After months of discussion in the news about the many problems with AZ probate law, we are beginning to see a legislative response. At the beginning of the legislative session, in fact, at least three state representatives have already introduced bills that would impact the Arizona Probate Code in a pretty significant way. While none of these bills have been passed into law, the types of provisions they contain offer some insight into changes we can expect to see with Arizona probate law in upcoming months.
Most recently, House Bill 2424 was introduced, which can be read in its entirety here. The proposed bill would change the current state of the law in a couple of noteworthy ways. First, it would establish a probate advocacy council made up of attorneys and members of the public, with the purpose of overseeing Arizona probate activities. The idea seems to be that the council could field complaints from the public, as well as create training standards for judges.
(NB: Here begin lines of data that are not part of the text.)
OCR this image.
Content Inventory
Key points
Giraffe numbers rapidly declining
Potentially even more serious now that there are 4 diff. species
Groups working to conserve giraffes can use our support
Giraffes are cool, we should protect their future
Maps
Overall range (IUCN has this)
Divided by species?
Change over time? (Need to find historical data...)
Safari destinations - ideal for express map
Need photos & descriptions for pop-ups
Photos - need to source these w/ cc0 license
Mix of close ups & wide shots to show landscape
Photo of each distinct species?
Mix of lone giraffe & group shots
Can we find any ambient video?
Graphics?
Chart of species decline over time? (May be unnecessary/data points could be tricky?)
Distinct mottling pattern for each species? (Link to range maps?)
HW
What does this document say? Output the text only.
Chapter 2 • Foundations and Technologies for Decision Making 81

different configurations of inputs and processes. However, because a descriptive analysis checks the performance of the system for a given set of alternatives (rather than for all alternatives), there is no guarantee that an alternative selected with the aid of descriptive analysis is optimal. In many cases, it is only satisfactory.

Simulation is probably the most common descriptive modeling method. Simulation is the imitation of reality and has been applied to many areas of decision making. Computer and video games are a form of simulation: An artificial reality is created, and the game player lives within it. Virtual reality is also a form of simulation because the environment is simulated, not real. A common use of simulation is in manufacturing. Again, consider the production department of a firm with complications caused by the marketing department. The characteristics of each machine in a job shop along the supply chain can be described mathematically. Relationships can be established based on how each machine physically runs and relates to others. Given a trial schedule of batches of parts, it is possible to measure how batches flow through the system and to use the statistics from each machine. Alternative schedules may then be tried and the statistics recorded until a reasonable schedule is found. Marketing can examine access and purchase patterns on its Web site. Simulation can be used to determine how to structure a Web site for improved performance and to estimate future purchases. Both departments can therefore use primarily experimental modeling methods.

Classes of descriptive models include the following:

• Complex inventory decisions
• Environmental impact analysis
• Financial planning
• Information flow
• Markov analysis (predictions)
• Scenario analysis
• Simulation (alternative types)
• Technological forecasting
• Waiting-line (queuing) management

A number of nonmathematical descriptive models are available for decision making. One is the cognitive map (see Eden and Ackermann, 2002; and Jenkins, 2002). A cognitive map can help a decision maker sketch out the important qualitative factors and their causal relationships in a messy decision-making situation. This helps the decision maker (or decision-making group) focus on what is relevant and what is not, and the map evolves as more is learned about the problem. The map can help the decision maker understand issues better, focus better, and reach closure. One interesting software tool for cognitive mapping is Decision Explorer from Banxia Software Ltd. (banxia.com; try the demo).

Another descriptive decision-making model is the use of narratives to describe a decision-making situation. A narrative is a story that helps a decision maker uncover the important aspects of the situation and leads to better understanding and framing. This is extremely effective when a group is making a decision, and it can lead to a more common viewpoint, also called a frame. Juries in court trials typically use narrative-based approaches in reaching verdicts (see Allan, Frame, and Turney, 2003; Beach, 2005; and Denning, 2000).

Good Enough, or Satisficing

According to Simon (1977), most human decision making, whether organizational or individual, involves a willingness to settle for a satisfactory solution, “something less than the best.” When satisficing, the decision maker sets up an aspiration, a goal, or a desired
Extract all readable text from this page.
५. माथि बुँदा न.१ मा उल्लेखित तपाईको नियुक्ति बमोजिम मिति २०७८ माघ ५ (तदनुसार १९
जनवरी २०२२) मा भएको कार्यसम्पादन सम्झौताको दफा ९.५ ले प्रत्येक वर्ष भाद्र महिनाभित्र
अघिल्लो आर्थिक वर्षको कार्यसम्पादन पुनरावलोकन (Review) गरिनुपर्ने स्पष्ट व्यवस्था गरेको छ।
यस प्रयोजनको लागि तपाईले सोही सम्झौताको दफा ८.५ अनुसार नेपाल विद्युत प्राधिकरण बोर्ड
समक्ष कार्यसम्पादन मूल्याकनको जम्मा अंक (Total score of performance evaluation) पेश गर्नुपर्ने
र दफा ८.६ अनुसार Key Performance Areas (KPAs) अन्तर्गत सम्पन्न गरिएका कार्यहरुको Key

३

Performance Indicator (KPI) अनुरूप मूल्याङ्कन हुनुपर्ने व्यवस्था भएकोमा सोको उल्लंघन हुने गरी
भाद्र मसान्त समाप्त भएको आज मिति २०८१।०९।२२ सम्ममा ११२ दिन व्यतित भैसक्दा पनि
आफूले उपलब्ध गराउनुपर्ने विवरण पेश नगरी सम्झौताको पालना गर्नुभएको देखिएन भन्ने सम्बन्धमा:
The bigger change that the proposed bill would bring, however, has to do with fiduciaries. Under the proposed bill, anybody appointed to act in a fiduciary position, be that a guardian or conservator, would have to submit a monthly accounting to the court. Further, guardians paid by the hour would be prohibited from earning more than $5,000 per year, and would be forced to resign if they could not maintain a positive working relationship with the ward.
Just to be clear, this is only a proposal; it has not been passed into law by the state legislature. There are presently other bills before the legislature, and we are likely to see more proposals as well before any bills are finally voted on. Nevertheless, the legislative interest seems to clearly indicate that a change in AZ probate law is underway.